Spice of life: Sinners must pay a tax for indulgence
One morning my husband declared: “We’re all sinners”. “How’s that,” I asked? He was holding the morning newspapers.Updated: Aug 18, 2015 16:10 IST
The adults who drink at parties and the teetotallers who keep to soft drinks are all sinners now. HT Photo
One morning my husband declared: “We’re all sinners”. “How’s that,” I asked? He was holding the morning newspapers. “Read this,” he said. The state government was discussing levying “sin tax” on people. It is a kind of sumptuary tax on socially proscribed goods such as alcohol, tobacco, candies, drugs, soft drinks, fast food, and coffee, and forbidden activities such as gambling.

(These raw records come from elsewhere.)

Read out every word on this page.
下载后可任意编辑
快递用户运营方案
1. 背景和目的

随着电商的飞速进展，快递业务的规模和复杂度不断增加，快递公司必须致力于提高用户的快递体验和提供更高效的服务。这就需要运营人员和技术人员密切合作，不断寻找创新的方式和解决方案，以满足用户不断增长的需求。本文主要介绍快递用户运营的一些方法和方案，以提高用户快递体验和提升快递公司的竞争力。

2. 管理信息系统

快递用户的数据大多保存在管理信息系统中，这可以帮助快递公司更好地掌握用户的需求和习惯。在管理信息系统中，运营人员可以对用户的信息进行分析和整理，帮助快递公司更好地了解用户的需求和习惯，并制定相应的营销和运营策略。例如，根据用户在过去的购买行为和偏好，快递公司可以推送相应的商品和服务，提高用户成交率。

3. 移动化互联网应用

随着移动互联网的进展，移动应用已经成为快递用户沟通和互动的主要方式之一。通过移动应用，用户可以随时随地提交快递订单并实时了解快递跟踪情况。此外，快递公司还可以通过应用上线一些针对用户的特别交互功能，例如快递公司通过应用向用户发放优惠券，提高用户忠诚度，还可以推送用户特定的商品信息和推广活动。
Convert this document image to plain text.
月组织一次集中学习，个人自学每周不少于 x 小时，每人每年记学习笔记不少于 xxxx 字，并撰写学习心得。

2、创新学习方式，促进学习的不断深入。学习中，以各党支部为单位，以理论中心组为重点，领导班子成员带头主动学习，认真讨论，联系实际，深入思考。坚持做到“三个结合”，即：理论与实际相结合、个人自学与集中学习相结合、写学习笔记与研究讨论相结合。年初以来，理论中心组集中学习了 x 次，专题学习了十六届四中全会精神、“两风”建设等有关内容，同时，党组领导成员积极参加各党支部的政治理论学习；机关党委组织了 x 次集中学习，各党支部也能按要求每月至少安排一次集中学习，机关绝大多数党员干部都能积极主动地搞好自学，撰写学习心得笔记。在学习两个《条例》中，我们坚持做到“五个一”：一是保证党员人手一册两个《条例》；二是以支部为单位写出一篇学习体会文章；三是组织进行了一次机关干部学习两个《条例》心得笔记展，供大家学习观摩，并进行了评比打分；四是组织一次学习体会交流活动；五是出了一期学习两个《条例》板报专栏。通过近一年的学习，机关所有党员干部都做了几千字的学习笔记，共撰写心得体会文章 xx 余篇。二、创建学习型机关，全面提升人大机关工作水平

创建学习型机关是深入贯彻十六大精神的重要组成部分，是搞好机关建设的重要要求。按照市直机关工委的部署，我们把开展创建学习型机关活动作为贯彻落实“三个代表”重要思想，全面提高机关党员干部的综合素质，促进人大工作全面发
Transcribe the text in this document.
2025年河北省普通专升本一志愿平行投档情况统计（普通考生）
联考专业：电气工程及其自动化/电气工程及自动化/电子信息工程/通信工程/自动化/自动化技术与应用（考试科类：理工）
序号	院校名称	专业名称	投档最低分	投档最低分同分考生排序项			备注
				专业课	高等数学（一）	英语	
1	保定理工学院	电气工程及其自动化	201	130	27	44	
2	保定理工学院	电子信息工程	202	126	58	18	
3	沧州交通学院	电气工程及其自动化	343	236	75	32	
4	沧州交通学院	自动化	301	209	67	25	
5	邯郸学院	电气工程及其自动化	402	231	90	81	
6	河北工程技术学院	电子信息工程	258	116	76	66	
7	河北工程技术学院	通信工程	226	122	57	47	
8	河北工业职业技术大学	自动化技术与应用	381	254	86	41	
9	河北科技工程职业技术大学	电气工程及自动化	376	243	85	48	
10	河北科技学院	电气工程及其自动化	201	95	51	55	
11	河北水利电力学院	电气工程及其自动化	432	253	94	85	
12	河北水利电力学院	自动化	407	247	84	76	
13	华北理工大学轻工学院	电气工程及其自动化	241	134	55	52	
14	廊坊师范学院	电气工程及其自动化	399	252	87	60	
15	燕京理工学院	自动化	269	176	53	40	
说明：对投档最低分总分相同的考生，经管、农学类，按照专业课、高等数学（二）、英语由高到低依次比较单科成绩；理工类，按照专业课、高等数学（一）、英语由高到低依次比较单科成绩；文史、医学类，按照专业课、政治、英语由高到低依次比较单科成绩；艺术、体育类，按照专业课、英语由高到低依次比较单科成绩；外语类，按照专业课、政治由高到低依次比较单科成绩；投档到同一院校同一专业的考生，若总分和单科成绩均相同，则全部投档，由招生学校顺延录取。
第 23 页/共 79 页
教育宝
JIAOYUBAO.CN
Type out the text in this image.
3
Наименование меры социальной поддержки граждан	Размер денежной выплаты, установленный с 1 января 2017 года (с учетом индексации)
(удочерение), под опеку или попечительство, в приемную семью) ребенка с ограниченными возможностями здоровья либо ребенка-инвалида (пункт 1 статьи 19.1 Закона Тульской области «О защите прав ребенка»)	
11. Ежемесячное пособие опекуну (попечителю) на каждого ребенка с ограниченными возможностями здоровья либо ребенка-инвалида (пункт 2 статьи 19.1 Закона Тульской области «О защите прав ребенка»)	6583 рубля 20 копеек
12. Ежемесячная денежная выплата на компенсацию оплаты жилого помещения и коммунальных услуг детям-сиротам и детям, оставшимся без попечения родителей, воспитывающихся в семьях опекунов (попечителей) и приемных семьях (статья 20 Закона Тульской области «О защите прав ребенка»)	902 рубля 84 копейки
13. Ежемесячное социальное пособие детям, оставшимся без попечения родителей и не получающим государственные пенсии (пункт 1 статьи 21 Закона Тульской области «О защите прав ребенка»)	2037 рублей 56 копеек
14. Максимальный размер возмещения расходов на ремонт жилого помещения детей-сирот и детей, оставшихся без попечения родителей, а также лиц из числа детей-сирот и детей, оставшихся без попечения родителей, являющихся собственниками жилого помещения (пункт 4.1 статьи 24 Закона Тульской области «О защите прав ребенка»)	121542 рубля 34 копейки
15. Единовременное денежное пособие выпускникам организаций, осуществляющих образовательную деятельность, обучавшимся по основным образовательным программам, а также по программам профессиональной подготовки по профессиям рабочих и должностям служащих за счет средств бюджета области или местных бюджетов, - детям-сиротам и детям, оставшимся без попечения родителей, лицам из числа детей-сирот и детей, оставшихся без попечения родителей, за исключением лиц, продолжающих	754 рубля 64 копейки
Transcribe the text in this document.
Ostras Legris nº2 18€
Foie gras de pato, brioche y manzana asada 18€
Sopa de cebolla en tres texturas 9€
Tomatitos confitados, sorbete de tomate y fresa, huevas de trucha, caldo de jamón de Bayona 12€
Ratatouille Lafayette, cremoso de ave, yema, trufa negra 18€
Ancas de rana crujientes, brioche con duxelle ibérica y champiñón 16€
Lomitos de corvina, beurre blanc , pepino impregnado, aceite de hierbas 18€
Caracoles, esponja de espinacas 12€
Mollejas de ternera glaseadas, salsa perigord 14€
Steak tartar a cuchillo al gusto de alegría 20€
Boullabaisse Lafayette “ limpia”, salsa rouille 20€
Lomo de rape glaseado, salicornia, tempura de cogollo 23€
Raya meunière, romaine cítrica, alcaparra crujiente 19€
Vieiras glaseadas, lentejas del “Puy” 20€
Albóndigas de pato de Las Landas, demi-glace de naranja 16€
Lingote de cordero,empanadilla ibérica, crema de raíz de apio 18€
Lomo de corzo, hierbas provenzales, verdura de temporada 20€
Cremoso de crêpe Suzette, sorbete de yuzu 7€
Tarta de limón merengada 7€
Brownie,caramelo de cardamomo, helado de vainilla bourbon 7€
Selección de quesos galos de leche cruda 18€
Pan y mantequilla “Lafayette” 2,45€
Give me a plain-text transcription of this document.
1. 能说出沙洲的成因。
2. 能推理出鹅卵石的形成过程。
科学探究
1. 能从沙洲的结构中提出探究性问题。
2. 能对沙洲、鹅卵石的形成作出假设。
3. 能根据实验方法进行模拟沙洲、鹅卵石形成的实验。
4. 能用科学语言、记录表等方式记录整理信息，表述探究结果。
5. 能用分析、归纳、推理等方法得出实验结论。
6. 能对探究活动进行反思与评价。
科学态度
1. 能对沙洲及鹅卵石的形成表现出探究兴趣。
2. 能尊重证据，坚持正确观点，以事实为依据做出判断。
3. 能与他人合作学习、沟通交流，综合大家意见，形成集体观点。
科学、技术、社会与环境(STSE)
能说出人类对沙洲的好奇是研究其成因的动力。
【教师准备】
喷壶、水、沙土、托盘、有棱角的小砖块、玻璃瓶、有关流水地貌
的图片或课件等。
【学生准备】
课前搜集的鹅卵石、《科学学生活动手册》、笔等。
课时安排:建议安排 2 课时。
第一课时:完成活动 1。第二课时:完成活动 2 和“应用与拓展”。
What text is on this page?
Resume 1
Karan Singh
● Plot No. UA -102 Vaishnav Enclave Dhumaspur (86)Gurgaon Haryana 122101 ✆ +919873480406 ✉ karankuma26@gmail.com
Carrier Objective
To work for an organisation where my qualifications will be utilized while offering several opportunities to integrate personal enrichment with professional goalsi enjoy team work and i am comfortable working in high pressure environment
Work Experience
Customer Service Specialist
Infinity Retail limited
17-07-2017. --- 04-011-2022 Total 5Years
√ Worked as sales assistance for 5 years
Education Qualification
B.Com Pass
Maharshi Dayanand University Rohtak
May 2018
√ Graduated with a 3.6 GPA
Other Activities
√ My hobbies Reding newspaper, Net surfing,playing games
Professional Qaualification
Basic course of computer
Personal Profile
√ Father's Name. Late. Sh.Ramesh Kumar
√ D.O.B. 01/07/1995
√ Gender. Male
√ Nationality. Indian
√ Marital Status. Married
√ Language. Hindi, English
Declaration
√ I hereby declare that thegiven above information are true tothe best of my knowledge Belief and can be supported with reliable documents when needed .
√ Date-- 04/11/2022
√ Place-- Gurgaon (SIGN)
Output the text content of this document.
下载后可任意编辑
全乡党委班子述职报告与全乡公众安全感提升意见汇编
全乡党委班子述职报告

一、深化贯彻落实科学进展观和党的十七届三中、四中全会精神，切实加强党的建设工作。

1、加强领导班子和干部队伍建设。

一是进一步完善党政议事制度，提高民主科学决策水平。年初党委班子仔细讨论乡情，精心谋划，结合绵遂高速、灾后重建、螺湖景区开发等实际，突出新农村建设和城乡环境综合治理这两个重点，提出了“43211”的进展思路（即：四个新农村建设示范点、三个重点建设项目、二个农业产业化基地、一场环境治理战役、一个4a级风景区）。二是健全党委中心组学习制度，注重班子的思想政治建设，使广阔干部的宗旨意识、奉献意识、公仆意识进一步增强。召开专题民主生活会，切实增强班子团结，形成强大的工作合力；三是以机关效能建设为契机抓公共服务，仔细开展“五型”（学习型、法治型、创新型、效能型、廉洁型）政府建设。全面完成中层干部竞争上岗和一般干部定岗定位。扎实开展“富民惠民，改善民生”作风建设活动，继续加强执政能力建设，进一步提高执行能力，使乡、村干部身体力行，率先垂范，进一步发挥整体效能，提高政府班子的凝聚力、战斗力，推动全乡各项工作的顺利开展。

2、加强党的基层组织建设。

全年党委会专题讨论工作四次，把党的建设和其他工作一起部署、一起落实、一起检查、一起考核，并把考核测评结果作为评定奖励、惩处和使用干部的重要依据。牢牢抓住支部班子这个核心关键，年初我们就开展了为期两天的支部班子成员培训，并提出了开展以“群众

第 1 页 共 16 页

Implemented even on extreme polluting vehicles, sumptuary or sin tax is also suggested to be imposed on sugar, rather any substance or activity considered sinful or harmful.
The objective is to change public behaviour and improve people’s health. When my son was small, we wanted to control some of his habits; so we told him: “One day sweet, the other day film.” He had a library of films and a jar full of sweets at home, and being a wonderful child, he agreed to do these in moderation. But what about the parties at McDonald’s and Pizza Hut, sipping Coke and Pepsi — we didn’t stop that. Little did we know we were “sinning”.
Awareness and attitudes have changed since. The adults who drink at parties and the teetotallers who keep to soft drinks are all sinners now. I spoke to my friends. They had never heard of a sin tax. “Absurd, nonsense, this is coercion!” they said, “Alcohol acts as a social lubricant.” Even a friend in London had not heard of sin tax. Maybe they call it “luxury tax”. Next they’ll charge us for being happy.
Many countries have absurd tax laws. Denmark has a cow flatulence tax. Studies show that the methane released as the cow digests its greens accounts for up to 18% of Europe’s greenhouse gas emissions. Each cow is, therefore, taxed. Smokers around the world pay a premium tax on cigarette. However, in 2009, the citizens of the central Chinese province of Hubei faced an opposite situation — smoke or pay a fine. China was in economic crisis and tobacco sales accounted for a large portion of tax revenue. However, now that China is doing better financially, it has made smoking in public illegal.
With the festival and marriage season not far, who could afford to miss sinning on sweetmeats and parties? The rich will carry on with their merry rounds but the sin tax will hit the poor the hardest. Most things that make us happy involve some degree of indulgence — whether it’s consumption, entertainment or sitting in company — the excess of anything is bad. Where does the state draw the line?